The McClatchy News Service today has a mostly run-of-the-mill, if thoroughly sourced, piece about John McCain's legendary temper. There was, though, one anecdote I don't recall seeing before:
In 1992, McCain sparred with Dolores Alfond, the chairwoman of the National Alliance of Families for the Return of America's Missing Servicemen and Women, at a Senate hearing. McCain's prosecutor-like questioning of Alfond—available on YouTube—left her in tears.
Four years later, at her group's Washington conference, about 25 members went to a Senate office building, hoping to meet with McCain. As they stood in the hall, McCain and an aide walked by.
Six people present have written statements describing what they saw. According to the accounts, McCain waved his hand to shoo away Jeannette Jenkins, whose cousin was last seen in South Vietnam in 1970, causing her to hit a wall.
As McCain continued walking, Jane Duke Gaylor, the mother of another missing serviceman, approached the senator.

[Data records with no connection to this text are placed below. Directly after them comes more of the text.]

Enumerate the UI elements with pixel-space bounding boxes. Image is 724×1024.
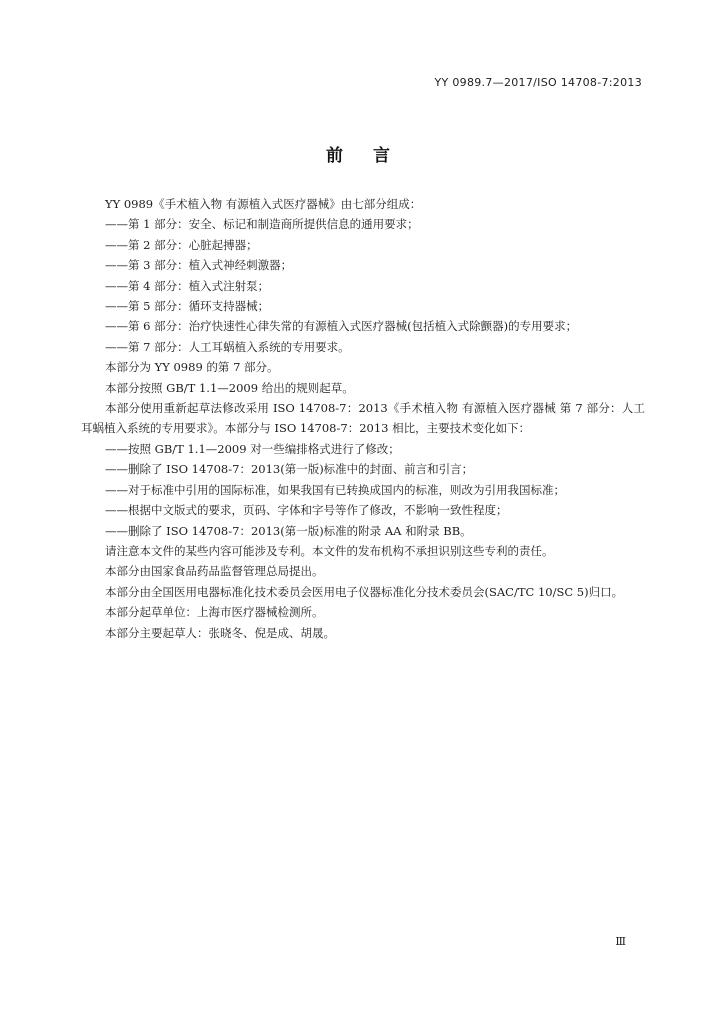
list-item-part-1: ——第 1 部分：安全、标记和制造商所提供信息的通用要求； [105,217,419,232]
page-title: 前言 [326,146,420,166]
page-number: Ⅲ [615,935,626,948]
list-item-part-3: ——第 3 部分：植入式神经刺激器； [105,258,293,273]
paragraph-part-statement: 本部分为 YY 0989 的第 7 部分。 [105,360,279,375]
list-item-change-1: ——按照 GB/T 1.1—2009 对一些编排格式进行了修改； [105,441,400,456]
paragraph-composition: YY 0989《手术植入物 有源植入式医疗器械》由七部分组成： [105,197,422,211]
paragraph-drafters: 本部分主要起草人：张晓冬、倪是成、胡晟。 [105,625,335,640]
paragraph-proposer: 本部分由国家食品药品监督管理总局提出。 [105,564,324,579]
list-item-part-6: ——第 6 部分：治疗快速性心律失常的有源植入式医疗器械(包括植入式除颤器)的专用要求； [105,319,578,334]
foreword-body [81,194,645,643]
list-item-part-2: ——第 2 部分：心脏起搏器； [105,237,258,252]
list-item-change-4: ——根据中文版式的要求，页码、字体和字号等作了修改，不影响一致性程度； [105,503,508,518]
list-item-part-5: ——第 5 部分：循环支持器械； [105,299,270,314]
paragraph-drafting-unit: 本部分起草单位：上海市医疗器械检测所。 [105,605,324,620]
list-item-change-5: ——删除了 ISO 14708-7：2013(第一版)标准的附录 AA 和附录 BB。 [105,523,472,538]
list-item-part-4: ——第 4 部分：植入式注射泵； [105,278,270,293]
list-item-part-7: ——第 7 部分：人工耳蜗植入系统的专用要求。 [105,339,350,354]
paragraph-technical-committee: 本部分由全国医用电器标准化技术委员会医用电子仪器标准化分技术委员会(SAC/TC 10/SC 5)归口。 [105,584,624,599]
list-item-change-3: ——对于标准中引用的国际标准，如果我国有已转换成国内的标准，则改为引用我国标准； [105,482,565,497]
paragraph-adoption: 本部分使用重新起草法修改采用 ISO 14708-7：2013《手术植入物 有源植入医疗器械 第 7 部分：人工耳蜗植入系统的专用要求》。本部分与 ISO 14708-7：2013 相比，主要技术变化如下： [81,401,645,436]
standard-code-header: YY 0989.7—2017/ISO 14708-7:2013 [434,76,642,89]
list-item-change-2: ——删除了 ISO 14708-7：2013(第一版)标准中的封面、前言和引言； [105,462,474,477]
paragraph-drafting-rules: 本部分按照 GB/T 1.1—2009 给出的规则起草。 [105,380,354,395]
header-divider [80,95,644,96]
paragraph-patent-notice: 请注意本文件的某些内容可能涉及专利。本文件的发布机构不承担识别这些专利的责任。 [105,543,554,558]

Gaylor, in a wheelchair equipped with portable oxygen, stretched her arms toward McCain.
"McCain stopped, glared at her, raised his left arm ready to strike her, composed himself and pushed the wheelchair away from him," according to Eleanor Apodaca, the sister of an Air Force captain missing since 1967.
McCain's staff wouldn't respond to requests for comment about specific incidents.
A couple of contextual follow-ups: 1) POW/MIA families hate John McCain, for his (yes) inappropriate temper when berating them as part of his career-long drive to Get Vietnam Behind Us, and for what they see as his obstructionist role in getting federal documents on POW/MIA issues made public at long last. Some of the most scurrilous attacks on McCain–that he's some kind of Manchurian Candidate, made crazy and/or traitorous in his Hanoi cell–emanate from those who have made their cause (and living?) out of believing that we still have boys back there in the jungle. 2) Six written statements is a lot more than one.
As always, stories of McCain using curse-words at fellow senators generally make me like him more, not less, though occasionally those incidents, too, reflect times when he's being accurately called out on something, and knows it. But he also has a history of unleashing McNasty onto people with less power, who have the temerity to question their government in a way that might be perceived as doubting its (or his) Honor.
I will want to hear much more about those five other affidavits, though, before believing that a sitting U.S. senator would actually raise his arm against an oxygen-sucking geriatric in a wheelchair.